The lipid phosphatase activity was essential for PTEN's role as a negative regulator of chemotaxis. Tet-on Jurkat cells were transiently transfected with Tet-inducible vectors expressing PTEN/wt, PTEN/G129E, PTEN/G129R, or a mock vector. After 6 hours, dox (1 μg/mL) was added to the culture medium. Cells were cultured for an additional 48 hours and then harvested for Western blotting (A) and chemotaxis (B). The results were representative of 3 independent experiments. Data shown are means ± SD.

Figure 4.

PI3K inhibitors reproduced the inhibitory effect of PTEN on CXCR4-mediated chemotaxis. PIJ-17 Jurkat cells were cultured with or without dox (1 μg/mL) and were then pretreated with wortmannin (A) or LY294002 (B) for 1 hour at RT at the indicated concentrations. The cells were then subjected to chemotaxis assays with SDF-1α (100 ng/mL). The basal migration in the absence of SDF-1α was indicated as medium only. The results were representative of 4 independent experiments. Data shown are means ± SD.

Figure 5.

Restoration of PTEN expression in Jurkat cells down-regulated IGF1-mediated chemotaxis. (A) The chemotactic responses of cultured PIJ-17 Jurkat cells (without dox) to different chemoattractants were tested. The concentrations used were determined previously as optimal for chemotaxis of different T lymphocyte subsets: RANTES (50 ng/mL), MDC (100 ng/mL), eotaxin3 (100 ng/mL), LARC (1000 ng/mL), IP-10 (100 ng/mL), I-309 (10 ng/mL), MIP-3β (100 ng/mL), IGF-1 (10 ng/mL), SDF-1α (100 ng/mL). The results were representative of 3 independent experiments. (B) PIJ-17 Jurkat cells were cultured with or without dox (1 μg/mL) for 48 hours and chemotaxis assays were performed as in panel A. The results were representative of 3 independent experiments. Data shown are means ± SD.

Figure 6.

Inhibition of PTEN expression by vector-based siRNA enhanced SDF-1α–induced chemotaxis of T cells. (A) Western blotting confirmed down-regulation of PTEN expression in siRNA/PTEN-transfected cells. The nontransfected cells and the cells transfected with siRNA/PTEN constructs or mock vectors (stable transfection for 2D6 and 2B4 T-cell lines and transient transfection for primary T cells) were lysed and PTEN protein expression detected by Western blotting as described in “Materials and methods”. The samples were also blotted with anti-ERK1/2 as loading control (bottom panel).

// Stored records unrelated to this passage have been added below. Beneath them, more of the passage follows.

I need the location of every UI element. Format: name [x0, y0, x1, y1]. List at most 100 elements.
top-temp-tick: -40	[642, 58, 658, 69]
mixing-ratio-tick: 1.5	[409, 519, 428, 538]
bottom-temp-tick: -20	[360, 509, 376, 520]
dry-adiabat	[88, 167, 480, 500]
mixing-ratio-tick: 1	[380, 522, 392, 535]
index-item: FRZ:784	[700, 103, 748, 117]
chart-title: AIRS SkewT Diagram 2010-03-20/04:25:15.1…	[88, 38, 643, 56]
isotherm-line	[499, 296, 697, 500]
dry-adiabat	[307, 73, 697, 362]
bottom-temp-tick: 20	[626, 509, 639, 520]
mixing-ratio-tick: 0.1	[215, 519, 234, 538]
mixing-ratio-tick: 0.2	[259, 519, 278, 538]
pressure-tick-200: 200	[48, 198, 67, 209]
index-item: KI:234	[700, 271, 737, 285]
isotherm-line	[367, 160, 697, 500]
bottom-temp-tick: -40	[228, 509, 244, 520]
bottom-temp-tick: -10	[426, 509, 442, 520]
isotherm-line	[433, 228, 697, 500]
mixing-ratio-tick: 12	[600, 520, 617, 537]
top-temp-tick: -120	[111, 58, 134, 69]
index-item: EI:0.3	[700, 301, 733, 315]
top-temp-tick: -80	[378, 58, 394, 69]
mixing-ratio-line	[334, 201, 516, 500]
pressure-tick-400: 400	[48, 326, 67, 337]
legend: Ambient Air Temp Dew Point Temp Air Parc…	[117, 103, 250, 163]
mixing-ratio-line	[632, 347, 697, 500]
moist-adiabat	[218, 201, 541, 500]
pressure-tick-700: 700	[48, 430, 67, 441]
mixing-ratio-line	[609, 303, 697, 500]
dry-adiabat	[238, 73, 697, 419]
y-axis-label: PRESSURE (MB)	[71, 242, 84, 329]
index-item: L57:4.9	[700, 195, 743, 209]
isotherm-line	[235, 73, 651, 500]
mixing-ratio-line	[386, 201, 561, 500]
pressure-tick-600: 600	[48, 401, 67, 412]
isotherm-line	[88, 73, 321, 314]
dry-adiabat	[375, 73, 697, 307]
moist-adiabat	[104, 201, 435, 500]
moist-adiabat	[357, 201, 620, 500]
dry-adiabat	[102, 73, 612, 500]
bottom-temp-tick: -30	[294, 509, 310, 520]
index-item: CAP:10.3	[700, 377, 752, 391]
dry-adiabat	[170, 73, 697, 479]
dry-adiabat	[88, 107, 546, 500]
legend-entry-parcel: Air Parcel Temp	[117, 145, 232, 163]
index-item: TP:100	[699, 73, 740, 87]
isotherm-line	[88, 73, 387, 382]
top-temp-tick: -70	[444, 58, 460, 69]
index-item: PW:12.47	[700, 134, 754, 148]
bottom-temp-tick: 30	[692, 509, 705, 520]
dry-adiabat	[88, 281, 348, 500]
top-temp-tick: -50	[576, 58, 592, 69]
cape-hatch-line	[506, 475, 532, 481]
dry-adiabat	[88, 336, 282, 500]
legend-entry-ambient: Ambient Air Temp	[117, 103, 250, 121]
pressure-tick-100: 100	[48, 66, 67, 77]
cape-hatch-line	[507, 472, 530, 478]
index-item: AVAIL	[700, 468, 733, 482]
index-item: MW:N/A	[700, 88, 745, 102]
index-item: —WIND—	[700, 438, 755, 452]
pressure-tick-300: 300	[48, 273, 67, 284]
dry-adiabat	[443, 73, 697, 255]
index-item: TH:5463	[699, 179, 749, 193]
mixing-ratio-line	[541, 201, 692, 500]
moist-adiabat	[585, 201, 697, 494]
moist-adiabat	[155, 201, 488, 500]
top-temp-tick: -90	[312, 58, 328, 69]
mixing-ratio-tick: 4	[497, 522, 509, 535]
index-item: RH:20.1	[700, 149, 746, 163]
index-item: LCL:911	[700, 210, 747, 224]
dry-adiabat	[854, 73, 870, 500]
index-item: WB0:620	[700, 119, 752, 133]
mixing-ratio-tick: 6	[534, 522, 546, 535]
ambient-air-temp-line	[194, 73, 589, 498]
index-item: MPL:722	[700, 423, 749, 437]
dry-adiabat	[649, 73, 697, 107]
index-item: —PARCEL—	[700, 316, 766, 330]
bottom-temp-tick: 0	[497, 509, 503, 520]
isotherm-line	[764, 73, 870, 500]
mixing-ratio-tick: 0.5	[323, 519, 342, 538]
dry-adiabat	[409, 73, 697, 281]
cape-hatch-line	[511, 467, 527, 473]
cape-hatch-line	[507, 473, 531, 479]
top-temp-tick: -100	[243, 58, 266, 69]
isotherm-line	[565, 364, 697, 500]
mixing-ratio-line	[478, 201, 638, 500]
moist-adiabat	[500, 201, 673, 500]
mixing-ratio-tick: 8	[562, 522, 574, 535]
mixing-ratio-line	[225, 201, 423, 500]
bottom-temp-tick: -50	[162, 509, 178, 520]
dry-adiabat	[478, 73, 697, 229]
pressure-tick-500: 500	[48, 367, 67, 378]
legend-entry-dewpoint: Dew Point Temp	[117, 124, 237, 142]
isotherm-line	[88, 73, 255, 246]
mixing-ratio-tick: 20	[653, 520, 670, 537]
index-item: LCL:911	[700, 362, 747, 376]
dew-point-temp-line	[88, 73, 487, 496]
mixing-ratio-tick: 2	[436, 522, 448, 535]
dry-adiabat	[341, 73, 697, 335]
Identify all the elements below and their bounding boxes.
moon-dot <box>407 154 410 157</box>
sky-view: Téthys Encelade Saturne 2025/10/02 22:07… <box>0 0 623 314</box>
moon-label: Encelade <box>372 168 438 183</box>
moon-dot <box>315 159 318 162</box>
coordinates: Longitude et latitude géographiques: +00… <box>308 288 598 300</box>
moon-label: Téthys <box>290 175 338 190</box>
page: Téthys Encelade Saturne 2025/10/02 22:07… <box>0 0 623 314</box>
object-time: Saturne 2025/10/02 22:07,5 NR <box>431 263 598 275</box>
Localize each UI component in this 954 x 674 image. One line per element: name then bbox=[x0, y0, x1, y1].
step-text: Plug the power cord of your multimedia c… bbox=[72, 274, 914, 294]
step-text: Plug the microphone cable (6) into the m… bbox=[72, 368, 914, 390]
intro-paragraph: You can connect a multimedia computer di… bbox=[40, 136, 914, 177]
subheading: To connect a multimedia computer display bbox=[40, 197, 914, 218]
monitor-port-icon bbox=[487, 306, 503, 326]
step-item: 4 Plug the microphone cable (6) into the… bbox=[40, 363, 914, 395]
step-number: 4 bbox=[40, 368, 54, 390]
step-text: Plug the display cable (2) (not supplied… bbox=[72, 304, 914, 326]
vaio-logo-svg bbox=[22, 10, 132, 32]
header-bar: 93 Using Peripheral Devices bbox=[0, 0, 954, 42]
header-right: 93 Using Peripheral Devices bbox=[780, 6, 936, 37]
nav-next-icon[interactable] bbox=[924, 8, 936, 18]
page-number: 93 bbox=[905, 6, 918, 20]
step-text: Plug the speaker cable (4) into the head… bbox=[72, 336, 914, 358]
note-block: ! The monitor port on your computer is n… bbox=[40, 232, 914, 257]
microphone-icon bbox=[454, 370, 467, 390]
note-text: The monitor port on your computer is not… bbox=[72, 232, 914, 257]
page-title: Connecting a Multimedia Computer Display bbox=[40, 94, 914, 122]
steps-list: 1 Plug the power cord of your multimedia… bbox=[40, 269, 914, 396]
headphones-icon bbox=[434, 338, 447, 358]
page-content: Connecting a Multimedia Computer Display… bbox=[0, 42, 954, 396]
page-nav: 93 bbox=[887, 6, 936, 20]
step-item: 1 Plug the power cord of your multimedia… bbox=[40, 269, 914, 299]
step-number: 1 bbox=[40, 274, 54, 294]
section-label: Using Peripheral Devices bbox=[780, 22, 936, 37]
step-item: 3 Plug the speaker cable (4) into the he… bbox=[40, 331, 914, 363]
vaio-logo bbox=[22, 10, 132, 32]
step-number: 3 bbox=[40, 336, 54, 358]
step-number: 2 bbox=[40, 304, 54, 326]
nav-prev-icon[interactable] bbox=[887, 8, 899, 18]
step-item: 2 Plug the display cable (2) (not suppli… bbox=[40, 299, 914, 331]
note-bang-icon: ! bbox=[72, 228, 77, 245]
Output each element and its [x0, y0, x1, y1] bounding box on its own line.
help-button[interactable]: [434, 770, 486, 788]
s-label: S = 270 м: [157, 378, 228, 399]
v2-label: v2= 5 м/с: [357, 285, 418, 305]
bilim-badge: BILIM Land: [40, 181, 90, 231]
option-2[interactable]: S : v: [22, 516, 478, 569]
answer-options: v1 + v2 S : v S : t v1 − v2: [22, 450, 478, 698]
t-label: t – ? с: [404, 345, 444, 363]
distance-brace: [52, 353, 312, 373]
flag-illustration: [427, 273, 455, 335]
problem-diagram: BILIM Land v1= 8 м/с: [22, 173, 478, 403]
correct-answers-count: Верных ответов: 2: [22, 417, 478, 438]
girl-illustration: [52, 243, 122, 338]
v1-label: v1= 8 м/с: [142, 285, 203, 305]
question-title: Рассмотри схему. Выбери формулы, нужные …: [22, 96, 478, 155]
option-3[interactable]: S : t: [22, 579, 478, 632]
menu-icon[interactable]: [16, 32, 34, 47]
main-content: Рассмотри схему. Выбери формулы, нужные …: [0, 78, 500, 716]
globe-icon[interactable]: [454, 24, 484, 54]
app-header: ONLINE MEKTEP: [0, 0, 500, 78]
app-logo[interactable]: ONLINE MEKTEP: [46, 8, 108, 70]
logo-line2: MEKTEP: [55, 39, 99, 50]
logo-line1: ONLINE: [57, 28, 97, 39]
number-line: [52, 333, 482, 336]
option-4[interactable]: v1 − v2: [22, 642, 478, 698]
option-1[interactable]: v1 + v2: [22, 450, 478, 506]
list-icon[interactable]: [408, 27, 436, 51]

The results were representative of 3 independent experiments for T-cell lines and 2 independent experiments for primary T cells. (B-D) CXCR4-mediated chemotaxis of 2D6 T cells (B), 2B4 T cells (C), and primary CD4 T cells (D) was enhanced by inhibition of PTEN expression. The chemotaxis assays were performed as described in “Materials and methods.” The results were representative of 3 independent experiments for T-cell lines and 2 independent experiments for primary T cells. Data shown are means ± SD.